Some individuals experience allergic reactions to mold, including coughing, wheezing, runny nose, red eyes and skin rashes.
 

Types of mold

These are the four common varieties found in homes:

  • Cladosporium: Characterized by a small black clump.
  • Penicillium: A fuzzy green, white or blue growth.
  • Alternaria: A velvety dark fungus that needs less moisture than other types.
  • Aspergillus: Hundreds of different strains in varying sizes and colors. This particular fungus is most dangerous to individuals with compromised immune systems and can infect the lungs, sinuses and other parts of the body.

Where you might find mold

Your bathroom is a common location for mold, with cladosporium growing above the waterline in toilet bowls. On shower walls that aren’t cleaned regularly, you’ll often find alternaria. In the kitchen, mold is primarily found on old food. This is penicillium; food with mold should be thrown out, but no other steps are needed.

The more insidious types of mold are usually found in places you don’t necessarily expect. Alternaria, because it needs less moisture than most molds, can grow on or under wallpaper as well as within carpeting in damp rooms. It can also grow in walls that have a plumbing leak or condensation drips.

Aspergillus, the most dangerous of the common molds, thrives in areas of major water damage, either from flooding or a significant chronic plumbing leak.

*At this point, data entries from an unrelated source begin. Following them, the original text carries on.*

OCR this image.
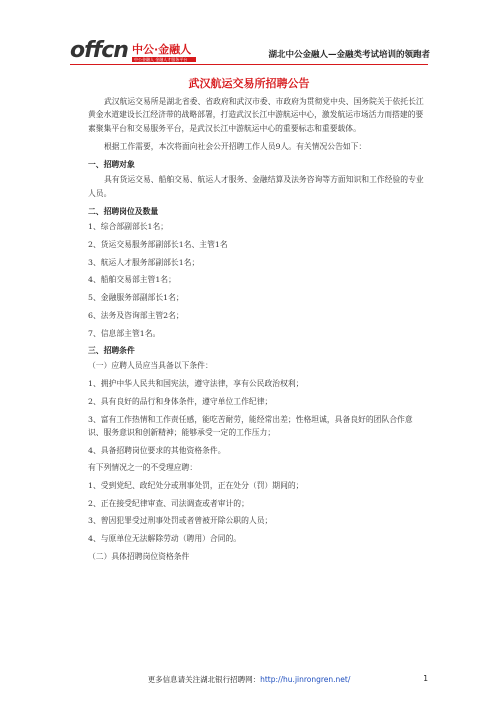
offcn 中公·金融人
中公金融人 金融人才服务平台	湖北中公金融人—金融类考试培训的领跑者
武汉航运交易所招聘公告

武汉航运交易所是湖北省委、省政府和武汉市委、市政府为贯彻党中央、国务院关于依托长江黄金水道建设长江经济带的战略部署，打造武汉长江中游航运中心，激发航运市场活力而搭建的要素聚集平台和交易服务平台，是武汉长江中游航运中心的重要标志和重要载体。

根据工作需要，本次将面向社会公开招聘工作人员9人。有关情况公告如下：

一、招聘对象

具有货运交易、船舶交易、航运人才服务、金融结算及法务咨询等方面知识和工作经验的专业人员。

二、招聘岗位及数量

1、综合部副部长1名；

2、货运交易服务部副部长1名、主管1名

3、航运人才服务部副部长1名；

4、船舶交易部主管1名；

5、金融服务部副部长1名；

6、法务及咨询部主管2名；

7、信息部主管1名。

三、招聘条件

（一）应聘人员应当具备以下条件：

1、拥护中华人民共和国宪法，遵守法律，享有公民政治权利；

2、具有良好的品行和身体条件，遵守单位工作纪律；

3、富有工作热情和工作责任感，能吃苦耐劳，能经常出差；性格坦诚，具备良好的团队合作意识、服务意识和创新精神；能够承受一定的工作压力；

4、具备招聘岗位要求的其他资格条件。

有下列情况之一的不受理应聘：

1、受到党纪、政纪处分或刑事处罚，正在处分（罚）期间的；

2、正在接受纪律审查、司法调查或者审计的；

3、曾因犯罪受过刑事处罚或者曾被开除公职的人员；

4、与原单位无法解除劳动（聘用）合同的。

（二）具体招聘岗位资格条件

更多信息请关注湖北银行招聘网：http://hu.jinrongren.net/	1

It can be found between or behind walls and ceilings, and thus often isn’t visible from the living area of your home.
 

How to prevent mold in your house

First identify the primary source of the mold problem:

  • If caused by a plumbing leak, repair and clean up. Make sure your fix is permanent.
  • If caused by significant flooding, correct the problem, repair the water damage and take steps to prevent future flooding.
  • If caused by an excessively damp environment, buy a dehumidifier to keep humidity levels below 50 percent at all times.
  • If caused by a foundation issue, take steps to ensure that water flows away from the foundation of your home.

Other steps you can take include the following:

  • Insulate pipes to prevent condensation.
  • Do not carpet bathrooms or basements.
  • Regularly ventilate bathrooms, kitchens and basements.
  • Clean air conditioner drip pans.
  • Keep roof gutters clear and in good repair.


How to remove mold

Even if you know how to prevent mold in your house, you may need to first remove an existing problem.

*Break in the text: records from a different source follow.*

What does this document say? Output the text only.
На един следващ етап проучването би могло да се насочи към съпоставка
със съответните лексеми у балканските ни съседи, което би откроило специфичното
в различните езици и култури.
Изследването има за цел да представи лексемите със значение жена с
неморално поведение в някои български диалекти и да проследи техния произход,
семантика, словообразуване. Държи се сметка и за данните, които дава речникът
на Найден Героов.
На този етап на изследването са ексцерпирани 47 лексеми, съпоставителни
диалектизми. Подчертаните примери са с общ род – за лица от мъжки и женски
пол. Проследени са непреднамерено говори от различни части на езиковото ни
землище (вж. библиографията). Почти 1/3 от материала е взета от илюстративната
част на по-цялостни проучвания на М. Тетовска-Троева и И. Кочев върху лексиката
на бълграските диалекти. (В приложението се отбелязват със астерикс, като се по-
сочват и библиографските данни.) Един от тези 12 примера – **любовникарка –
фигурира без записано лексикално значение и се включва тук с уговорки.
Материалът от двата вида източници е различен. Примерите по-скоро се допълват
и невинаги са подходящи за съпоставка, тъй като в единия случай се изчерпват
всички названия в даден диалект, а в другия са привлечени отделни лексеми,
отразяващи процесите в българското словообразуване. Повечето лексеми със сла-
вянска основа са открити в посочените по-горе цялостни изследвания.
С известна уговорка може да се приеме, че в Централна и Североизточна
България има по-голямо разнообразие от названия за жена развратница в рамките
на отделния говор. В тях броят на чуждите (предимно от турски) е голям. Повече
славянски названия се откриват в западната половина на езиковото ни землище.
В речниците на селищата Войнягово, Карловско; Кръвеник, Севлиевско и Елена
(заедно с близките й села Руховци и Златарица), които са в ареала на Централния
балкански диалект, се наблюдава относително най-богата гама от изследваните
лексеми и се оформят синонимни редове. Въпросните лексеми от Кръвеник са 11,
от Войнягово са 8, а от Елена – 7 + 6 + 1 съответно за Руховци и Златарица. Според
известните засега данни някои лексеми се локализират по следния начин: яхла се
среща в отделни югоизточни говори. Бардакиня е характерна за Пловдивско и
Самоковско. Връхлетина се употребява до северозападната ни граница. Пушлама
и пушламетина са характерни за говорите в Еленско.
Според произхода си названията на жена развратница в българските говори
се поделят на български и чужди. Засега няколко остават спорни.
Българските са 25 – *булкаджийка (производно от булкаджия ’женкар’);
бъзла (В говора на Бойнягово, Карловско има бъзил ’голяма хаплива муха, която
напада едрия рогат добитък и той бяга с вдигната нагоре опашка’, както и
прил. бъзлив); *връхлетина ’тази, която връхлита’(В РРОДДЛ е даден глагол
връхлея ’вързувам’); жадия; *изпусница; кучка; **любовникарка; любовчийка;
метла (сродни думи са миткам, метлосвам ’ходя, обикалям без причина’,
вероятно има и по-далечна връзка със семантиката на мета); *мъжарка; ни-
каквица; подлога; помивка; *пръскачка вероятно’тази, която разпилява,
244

The Environmental Protection Agency (EPA) issues guidelines on proper mold removal. In general, individuals can safely scrub affected areas that are less than 10 square feet with bleach or detergent. Remove items like ceiling tiles that can’t be easily cleaned and take care to protect yourself by using the following equipment:

The EPA recommends that you seek professional assistance for larger areas or areas that have suffered extensive water damage. A contractor’s qualifications should include:

  • Experience in mold removal
  • Adherence to professional guidelines
  • A remediation license or certification (varies by state)

Your home is one of the most valuable assets you have. Prevent mold in your home to protect against allergens. It’s for the health and safety of everyone living there, now and in the future.